Stitched onto a bright purple tapestry is what looks like a typical suburban landscape. The scene is adorned with handcrafted images of a McDonald's, a children's playground and a bright yellow school bus coming down the street.
But with a closer look, a different story emerges. A few of the residents are having a hard time fitting into this middle American community at the hands of unwelcoming neighbors. Embroidered phrases like "your food smells weird" and "you need to better your English" reveal the true nature of what's being depicted.
As part of a collection titled "The Stories We Carry," the tapestry illustrates the experience of an immigrant in America through microaggressions and other hardships.
Much of Ger Xiong's work explores this intersection of art and storytelling. The Minneapolis-based artist and maker uses textiles, metals and jewelry to create physical depictions of his experiences as a Hmong American, and to preserve the greater history of his cultural identity.
Xiong was born in a refugee camp in Thailand; his family immigrated to the United States in 1993. He grew up primarily in the Midwest, but his passions for art and craftsmanship have taken him all over the world.
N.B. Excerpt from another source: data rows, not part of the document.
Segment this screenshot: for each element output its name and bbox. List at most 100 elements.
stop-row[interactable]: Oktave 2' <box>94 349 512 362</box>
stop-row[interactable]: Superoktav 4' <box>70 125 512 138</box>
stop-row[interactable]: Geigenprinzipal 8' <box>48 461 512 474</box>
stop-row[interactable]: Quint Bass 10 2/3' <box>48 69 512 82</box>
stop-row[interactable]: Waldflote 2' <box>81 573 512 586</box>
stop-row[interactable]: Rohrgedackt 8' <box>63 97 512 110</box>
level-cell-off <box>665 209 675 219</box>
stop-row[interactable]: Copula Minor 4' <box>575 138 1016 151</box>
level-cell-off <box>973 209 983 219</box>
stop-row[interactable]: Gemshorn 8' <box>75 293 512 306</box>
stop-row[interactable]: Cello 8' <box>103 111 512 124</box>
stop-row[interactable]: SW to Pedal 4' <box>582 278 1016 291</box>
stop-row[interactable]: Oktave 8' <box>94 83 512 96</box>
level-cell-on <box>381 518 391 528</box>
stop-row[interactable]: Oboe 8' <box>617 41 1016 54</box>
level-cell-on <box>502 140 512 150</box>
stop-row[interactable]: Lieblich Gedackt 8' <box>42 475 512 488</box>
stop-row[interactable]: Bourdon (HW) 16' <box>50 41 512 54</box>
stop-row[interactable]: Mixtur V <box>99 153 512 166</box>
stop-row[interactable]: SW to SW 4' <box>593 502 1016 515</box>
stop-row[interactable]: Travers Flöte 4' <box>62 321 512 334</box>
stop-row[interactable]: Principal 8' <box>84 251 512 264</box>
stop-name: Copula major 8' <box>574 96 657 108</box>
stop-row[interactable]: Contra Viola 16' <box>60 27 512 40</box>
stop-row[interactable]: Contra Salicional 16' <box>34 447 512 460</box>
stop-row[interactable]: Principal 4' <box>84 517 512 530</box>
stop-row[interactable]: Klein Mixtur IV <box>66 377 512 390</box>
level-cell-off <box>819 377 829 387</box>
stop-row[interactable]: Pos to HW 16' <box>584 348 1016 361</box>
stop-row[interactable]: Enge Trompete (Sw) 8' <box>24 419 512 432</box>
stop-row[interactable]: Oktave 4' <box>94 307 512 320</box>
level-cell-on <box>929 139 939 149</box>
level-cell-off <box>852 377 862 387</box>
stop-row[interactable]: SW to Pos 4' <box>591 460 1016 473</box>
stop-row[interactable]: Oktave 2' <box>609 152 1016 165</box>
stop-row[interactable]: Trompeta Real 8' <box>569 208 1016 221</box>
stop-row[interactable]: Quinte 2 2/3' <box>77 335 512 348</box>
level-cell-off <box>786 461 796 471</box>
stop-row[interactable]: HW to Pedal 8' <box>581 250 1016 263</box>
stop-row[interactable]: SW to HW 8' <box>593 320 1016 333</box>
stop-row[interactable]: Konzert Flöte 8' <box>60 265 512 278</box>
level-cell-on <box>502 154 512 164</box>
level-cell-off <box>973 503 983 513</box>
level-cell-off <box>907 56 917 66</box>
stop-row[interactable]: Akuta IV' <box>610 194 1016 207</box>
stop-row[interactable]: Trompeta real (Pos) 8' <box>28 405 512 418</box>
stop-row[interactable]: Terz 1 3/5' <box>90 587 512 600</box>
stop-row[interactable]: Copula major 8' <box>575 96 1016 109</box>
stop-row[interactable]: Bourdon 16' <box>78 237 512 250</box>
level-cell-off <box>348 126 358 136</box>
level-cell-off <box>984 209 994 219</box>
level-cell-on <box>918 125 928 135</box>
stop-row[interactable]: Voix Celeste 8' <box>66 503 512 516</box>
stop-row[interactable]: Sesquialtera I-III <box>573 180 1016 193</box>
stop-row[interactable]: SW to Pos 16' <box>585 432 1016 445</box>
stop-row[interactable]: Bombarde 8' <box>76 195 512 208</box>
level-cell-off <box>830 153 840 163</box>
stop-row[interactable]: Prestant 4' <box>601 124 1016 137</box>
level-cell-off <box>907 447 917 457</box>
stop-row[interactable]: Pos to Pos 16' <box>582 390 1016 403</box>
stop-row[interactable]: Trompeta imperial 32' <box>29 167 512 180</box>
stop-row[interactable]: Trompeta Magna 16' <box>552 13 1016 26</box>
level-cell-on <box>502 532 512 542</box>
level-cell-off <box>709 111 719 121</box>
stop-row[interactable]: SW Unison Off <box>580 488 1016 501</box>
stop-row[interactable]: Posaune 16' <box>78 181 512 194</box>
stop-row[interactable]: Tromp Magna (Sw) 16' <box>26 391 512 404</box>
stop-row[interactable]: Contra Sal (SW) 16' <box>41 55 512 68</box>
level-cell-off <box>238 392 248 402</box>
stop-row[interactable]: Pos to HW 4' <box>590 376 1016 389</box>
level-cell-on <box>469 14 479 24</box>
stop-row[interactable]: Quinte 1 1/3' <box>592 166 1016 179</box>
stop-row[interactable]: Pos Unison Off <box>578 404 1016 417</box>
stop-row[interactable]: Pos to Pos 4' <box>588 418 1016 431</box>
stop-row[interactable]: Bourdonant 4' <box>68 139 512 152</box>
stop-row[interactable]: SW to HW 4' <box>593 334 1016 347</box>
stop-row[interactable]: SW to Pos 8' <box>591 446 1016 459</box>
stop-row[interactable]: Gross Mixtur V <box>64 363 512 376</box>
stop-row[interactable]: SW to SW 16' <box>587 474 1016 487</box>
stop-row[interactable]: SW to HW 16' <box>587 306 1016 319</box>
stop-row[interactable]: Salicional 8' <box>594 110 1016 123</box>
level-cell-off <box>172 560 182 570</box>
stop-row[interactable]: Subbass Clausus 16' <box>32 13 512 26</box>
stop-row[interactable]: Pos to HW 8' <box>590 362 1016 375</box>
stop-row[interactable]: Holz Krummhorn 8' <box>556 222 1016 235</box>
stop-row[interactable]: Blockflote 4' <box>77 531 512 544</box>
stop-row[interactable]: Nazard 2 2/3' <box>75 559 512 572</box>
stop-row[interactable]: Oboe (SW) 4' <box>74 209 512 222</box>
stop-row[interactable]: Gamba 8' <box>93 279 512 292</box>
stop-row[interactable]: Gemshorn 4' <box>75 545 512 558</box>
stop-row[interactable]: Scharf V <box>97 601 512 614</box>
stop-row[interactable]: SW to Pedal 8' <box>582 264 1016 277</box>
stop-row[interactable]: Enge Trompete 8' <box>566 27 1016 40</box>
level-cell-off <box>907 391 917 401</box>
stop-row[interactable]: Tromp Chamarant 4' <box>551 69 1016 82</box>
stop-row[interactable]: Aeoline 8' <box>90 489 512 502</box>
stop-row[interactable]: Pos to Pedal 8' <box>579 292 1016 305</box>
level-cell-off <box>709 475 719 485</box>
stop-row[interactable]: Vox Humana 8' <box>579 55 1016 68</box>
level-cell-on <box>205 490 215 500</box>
He attended the University of Wisconsin-Whitewater for his bachelor of fine arts, and later earned a master's degree from New Mexico State University. In 2019 and 2020, Xiong spent 10 months silversmithing and creating textile work alongside Hmong crafters in Chiang Mai, Thailand, as part of a Fulbright Fellowship.
"A lot of what I'm interested in is collecting my family's history, as well as telling our narratives," he says.
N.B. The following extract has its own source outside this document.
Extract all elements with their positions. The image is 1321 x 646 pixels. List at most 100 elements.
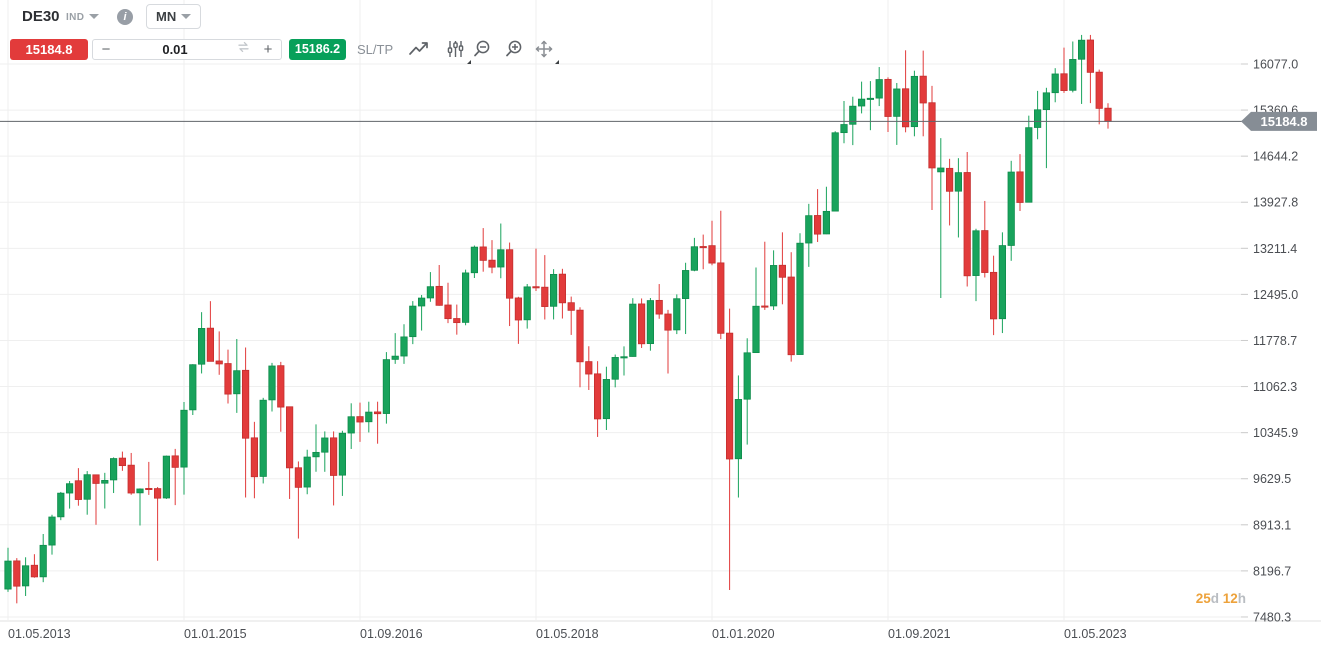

To do so, Xiong's work often explores his Hmong American identity through the lenses of assimilation, navigating dominant spaces and the resilience of Hmong people.
In "Coca-Cola Series" and "Starbucks Series," Xiong decorated a collection of soda cans and coffee cup sleeves with intricate patterns of brightly colored embroidery thread. The outcome is a powerful visual metaphor: Adding Hmong elements to American-made brands represents the resilience of Hmong culture within a dominant society.
The fluorescent colors, repeated spiral patterns and other traditional Hmong design elements can be found in many of Xiong's works. He uses this historic style and non-mechanized processes in conjunction with modern crafting tools, like embroidery and sewing machines, to emphasize the effects of globalization over the years. "A lot of the work has become more manufactured, and a lot of these pieces aren't hand-produced anymore," Xiong says.
Xiong's work has been shown in exhibitions across the country, and he's currently focused on collaborating with other Hmong artists in Minnesota. Overall, he hopes to inform audiences about Hmong culture and identity, while also encouraging them to find their own connections to his craft.
"A lot of the work is pretty educational, but also, a lot of it is about listening, seeing and acknowledging histories and cultures within the American dominant space," he says.